Марта, кряхтя, поднялась со своей подстилки, подошла к Психу и встала рядом с ним на колени.
– Ты целые-то прибери, а? – прошелестела она. – На зиму. И, это… спрячь. Сопрут, как есть сопрут.
Псих моргнул растроганно раз, другой – и потянулся к Марте, будто хотел ее обнять. Но та шлёпнула его по рукам:
– Ну, ну, и себе слизня под ребро захотел? И откуда такие берутся-то…
Псих опять улыбнулся и, оглянувшись, зашептал что-то Марте, цепляясь за ее ободранный рукав. Донк сам с собой поспорил, что до середины осени этот дурень не дотянет.
Донк ошибся.
Изрядно поистрепавшийся, почерневший от солнца и гари, стерший руки до мозолей Псих шнырял по всему Дому с бесцельными уговорами.
– Вы только подумайте – немного усилий, и зимой будет гораздо легче жить! Если просто свалить мильву в подвал, то половина сгниет. Но если сначала подсушить ее на крыше… Смотрите, десять человек собирает ее, один сторожит на крыше, другой ссыпает готовую мильву в коробы, перекладывая её листьями баровника. Всё это у нас под боком растёт, понимаете? А рыба! Шестерых человек достаточно, чтобы натаскать из пригородных карьеров соли. Если засушить рыбу с солью, она будет гораздо дольше храниться, и…
– Ты, это, не умничай, – Манки снисходительно похлопал своей высохшей куриной лапкой ему по плечу. – Свора нас на шесть дней в город выпускает. Попрёмся за листочками – зимой сдохнем. Гнилое, вишь ты, жрать ещё можно. А ежели нет ничего, то и нечего. Ну, ты пошевеливайся, а? У нас тут правила простые. Что в общую кучу не положил, то оттуда и не возьмешь. Понял, да?
– Дайте мне шанс! – Псих начал суетиться и злиться. Как всегда. Донк от скуки только сплюнул на грязный пол. – Дайте шанс, хоть один! Поверьте, я знаю о чем говорю, я всё рассчитал!

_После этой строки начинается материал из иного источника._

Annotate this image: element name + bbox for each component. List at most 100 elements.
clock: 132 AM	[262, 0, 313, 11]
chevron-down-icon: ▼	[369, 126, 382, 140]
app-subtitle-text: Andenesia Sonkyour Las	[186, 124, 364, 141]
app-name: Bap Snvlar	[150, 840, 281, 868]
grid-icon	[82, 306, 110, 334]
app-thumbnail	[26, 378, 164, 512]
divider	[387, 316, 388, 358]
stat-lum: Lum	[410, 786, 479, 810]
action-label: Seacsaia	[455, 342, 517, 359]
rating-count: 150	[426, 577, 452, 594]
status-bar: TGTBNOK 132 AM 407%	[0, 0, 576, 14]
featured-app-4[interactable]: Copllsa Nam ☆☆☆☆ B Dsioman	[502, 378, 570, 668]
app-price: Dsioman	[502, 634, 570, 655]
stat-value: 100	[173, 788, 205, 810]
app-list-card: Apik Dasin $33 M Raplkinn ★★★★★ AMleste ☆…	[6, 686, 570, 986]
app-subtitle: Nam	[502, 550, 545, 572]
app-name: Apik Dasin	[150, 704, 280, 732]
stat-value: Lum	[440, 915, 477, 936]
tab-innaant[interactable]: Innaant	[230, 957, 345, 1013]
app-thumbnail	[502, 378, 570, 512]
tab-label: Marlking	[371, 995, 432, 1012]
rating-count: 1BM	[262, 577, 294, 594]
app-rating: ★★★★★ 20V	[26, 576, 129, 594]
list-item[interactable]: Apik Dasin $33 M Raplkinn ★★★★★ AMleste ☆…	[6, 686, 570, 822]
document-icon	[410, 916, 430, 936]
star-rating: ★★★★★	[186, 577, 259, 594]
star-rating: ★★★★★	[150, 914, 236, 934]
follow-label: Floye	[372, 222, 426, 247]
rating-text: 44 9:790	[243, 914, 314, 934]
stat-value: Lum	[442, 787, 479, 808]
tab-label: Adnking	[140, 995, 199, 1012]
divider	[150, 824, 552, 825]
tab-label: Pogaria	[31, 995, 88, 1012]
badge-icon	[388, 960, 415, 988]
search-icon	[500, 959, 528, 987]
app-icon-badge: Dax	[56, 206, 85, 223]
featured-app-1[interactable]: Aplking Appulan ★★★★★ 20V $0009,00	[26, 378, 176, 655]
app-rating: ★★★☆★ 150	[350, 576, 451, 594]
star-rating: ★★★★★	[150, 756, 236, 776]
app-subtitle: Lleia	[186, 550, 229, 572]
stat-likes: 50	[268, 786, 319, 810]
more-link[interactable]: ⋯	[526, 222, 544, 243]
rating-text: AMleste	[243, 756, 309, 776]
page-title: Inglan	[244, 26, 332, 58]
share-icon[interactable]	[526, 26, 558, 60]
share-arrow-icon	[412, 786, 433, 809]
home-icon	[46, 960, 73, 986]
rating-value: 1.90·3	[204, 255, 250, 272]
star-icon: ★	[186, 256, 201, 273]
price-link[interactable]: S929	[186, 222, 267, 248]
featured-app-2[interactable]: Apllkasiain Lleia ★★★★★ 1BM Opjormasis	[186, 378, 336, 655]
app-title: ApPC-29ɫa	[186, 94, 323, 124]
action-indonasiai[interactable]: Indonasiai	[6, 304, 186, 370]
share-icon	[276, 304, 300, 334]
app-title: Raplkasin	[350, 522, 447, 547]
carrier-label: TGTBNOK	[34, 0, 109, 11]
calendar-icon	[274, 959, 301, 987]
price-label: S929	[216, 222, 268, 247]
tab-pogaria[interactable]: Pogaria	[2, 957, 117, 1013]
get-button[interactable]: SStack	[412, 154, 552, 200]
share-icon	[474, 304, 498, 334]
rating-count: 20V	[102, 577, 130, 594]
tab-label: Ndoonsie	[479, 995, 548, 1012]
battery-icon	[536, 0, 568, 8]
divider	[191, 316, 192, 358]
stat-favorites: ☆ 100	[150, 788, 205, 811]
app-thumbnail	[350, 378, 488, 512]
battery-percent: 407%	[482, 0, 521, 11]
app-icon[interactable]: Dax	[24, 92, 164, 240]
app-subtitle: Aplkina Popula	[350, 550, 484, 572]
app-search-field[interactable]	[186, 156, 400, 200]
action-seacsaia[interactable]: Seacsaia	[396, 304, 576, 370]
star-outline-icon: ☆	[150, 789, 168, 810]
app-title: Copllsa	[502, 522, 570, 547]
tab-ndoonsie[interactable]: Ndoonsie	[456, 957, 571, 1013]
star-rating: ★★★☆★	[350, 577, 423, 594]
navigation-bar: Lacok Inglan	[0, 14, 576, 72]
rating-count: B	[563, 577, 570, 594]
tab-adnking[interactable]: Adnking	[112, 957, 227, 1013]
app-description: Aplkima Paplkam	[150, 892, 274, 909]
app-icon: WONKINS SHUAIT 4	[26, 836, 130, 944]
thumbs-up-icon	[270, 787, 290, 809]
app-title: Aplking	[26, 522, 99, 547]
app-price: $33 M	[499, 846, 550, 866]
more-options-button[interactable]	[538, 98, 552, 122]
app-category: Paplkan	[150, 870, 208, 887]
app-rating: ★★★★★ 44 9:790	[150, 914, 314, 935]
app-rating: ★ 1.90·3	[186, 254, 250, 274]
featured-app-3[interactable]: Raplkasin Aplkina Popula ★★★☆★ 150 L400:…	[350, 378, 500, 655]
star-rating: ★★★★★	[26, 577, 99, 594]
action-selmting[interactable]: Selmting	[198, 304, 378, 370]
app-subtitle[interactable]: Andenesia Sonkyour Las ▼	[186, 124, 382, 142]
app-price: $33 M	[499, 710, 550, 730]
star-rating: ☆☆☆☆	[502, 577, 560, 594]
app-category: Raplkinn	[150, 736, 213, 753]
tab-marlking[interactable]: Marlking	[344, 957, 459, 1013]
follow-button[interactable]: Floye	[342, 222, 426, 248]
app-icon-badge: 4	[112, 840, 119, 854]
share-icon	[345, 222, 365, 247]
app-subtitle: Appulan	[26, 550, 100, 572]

Марта бросила перебирать мильву и похромала к Психу. Подошла, потянула к выходу за край драной рубахи:
– Не надо, – краем уха уловил Донк ее бормотание. – Нельзя так в лоб. Соль нужна, да, и баровник. Ты, это… сбегай, коли хочешь. Я на твою долю мильвы наберу, да, – скрюченные старушечьи пальцы робко зарылись в спутанные от грязи, но все еще светлые волосы Психа. – Молодой еще. Перебесишься…
«И чем скорей, тем лучше», – подумал Донк.
Облава началась, когда её не ждал никто.